De vuelta en Hanga Roa paramos a comer en Donde la Tía Sonia, recomendado por nuestros anfitriones del lodge. Comimos un guiso de judías (porotos) y un pastel de papas que estaban muy ricos y a muy bien precio. Porque no hemos dicho nada de los precios de las cosas en la isla: por estar tan lejos del continente y no tener puerto marítimo todo lo transportan en avión desde Santiago de Chile, excepto las pocas cosas que cultivan allí.
Por la tarde fuimos hasta Puna Pau. Fuimos caminando y resultó estar mucho más lejos de lo previsto. Afortunadamente un rapanui que pasaba en coche se apiadó de nosotros y nos acercó bastante al lugar. En Puna Pau era donde los rapanui construían los pukao. Ahí se encuentra la cantera de la que sacaban la piedra rojiza. De hecho, había bastantes pukao esparcidos por la zona.
Cuando salimos de allí, para nuestra desgracia, comenzó a llover a mares. Allí estábamos con nuestros chubasqueros en medio de una carretera perdida cuando, de repente, tuvimos la inmensa fortuna de que justo en ese momento pasaba por allí en su coche de alquiler una pareja anglo-australiana que se alojaba en el mismo lugar que nosotros y con los que habíamos estado charlando en el desayuno.
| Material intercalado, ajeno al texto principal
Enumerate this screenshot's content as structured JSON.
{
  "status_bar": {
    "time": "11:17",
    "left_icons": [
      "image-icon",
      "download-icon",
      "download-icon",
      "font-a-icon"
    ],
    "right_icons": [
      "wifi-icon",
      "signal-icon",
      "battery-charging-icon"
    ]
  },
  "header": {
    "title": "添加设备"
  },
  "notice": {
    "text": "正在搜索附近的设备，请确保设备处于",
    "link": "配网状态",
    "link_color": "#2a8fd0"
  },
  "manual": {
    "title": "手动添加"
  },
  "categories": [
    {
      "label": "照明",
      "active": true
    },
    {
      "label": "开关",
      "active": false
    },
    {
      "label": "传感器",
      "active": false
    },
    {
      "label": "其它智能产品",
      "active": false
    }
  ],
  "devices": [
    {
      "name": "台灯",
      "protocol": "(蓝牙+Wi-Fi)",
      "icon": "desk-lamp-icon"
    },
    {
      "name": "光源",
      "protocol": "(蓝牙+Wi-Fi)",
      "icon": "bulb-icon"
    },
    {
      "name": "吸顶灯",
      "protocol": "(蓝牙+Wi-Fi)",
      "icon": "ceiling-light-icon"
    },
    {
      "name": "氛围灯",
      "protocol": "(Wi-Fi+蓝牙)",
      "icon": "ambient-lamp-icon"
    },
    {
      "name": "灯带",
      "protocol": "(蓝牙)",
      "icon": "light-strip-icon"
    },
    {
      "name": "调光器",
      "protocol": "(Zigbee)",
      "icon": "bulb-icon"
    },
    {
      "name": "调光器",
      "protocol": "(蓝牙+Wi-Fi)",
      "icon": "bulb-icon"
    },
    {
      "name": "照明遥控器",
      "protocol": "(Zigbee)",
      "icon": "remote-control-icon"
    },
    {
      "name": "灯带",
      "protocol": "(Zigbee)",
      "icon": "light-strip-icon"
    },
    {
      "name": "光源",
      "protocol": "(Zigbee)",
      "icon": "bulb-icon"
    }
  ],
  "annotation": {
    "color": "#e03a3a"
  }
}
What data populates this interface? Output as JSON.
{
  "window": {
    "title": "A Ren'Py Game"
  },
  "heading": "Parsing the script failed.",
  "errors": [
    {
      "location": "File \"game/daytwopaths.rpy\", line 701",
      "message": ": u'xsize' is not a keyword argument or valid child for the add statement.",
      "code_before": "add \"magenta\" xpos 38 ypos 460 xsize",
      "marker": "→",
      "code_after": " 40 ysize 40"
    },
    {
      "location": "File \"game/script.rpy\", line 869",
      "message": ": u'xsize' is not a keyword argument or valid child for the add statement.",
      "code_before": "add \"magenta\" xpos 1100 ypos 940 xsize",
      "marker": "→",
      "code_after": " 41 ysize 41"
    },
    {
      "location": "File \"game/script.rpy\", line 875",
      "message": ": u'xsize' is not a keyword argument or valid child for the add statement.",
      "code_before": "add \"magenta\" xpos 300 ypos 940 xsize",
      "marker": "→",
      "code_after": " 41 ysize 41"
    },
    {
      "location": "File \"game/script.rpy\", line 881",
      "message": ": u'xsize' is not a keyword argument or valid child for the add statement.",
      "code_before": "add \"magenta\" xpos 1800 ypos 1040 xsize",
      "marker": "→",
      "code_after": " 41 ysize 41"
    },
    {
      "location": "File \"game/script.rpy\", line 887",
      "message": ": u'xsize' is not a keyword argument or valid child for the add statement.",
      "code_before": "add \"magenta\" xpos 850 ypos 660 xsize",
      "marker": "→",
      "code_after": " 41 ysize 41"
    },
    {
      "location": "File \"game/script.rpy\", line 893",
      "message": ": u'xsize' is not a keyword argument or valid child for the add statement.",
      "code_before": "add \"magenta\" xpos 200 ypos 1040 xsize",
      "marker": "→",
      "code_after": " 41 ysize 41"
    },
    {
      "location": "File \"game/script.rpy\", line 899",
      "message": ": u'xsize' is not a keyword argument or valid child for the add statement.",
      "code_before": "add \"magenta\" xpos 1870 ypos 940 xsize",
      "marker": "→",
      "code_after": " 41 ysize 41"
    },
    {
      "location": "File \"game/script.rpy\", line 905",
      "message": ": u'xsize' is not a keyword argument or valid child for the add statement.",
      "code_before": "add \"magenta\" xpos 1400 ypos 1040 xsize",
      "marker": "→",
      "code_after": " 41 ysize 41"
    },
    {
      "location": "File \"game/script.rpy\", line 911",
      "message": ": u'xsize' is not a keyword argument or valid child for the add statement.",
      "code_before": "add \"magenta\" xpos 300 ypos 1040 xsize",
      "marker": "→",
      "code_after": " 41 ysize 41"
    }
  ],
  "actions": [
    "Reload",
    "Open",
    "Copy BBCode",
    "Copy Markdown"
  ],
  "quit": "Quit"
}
Por suerte nos reconocieron, se compadecieron de nosotros y nos hicieron un hueco en su 4x4.
Todavía teníamos agujetas de la bicicleta del primer día así que, tras el episodio de la lluvia, decidimos que para nuestro último día en la isla nos alquilaríamos un coche. Comenzamos la mañana yendo hasta el Ahu Akivi, donde contemplamos el promontorio con siete moáis. Tras esta visita fuimos a dos cuevas, bastante más interesantes que la del día anterior. Comenzamos por Ana Te Pahu, también conocida como cueva de los plátanos, porque el lugar de acceso está lleno de estos árboles frutales.
La cueva es bastante amplia; llegamos hasta un punto donde no se veía más allá, así que no sabemos cual sería su longitud. Desde allí condujimos hasta Ana Kakenga, también llamada cueva de los dos ojos. Para llegar a esta cueva hay que caminar desde el aparcamiento (que estaba lleno de coches igualitos que el nuestro: todo turistas) por un bonito camino arbolado hasta llegar a un punto donde se ve un pequeño agujero en el suelo: esa es la entrada a la cueva.
La primera parte está muy oscura y hay que ir agachado, hasta llegar a una zona donde la cueva tiene dos aberturas, que son los dos ojos que le dan nombre. Las orificios se abren sobre un acantilado que da al océano, así que hay que ir con un poco de precaución.
La siguiente parada fue en Ahu Tahai. Este lugar se encuentra ya a las afueras de Hanga Roa, por lo que es posible llegar hasta allí dando un paseo; pero como teníamos el coche, había que amortizarlo.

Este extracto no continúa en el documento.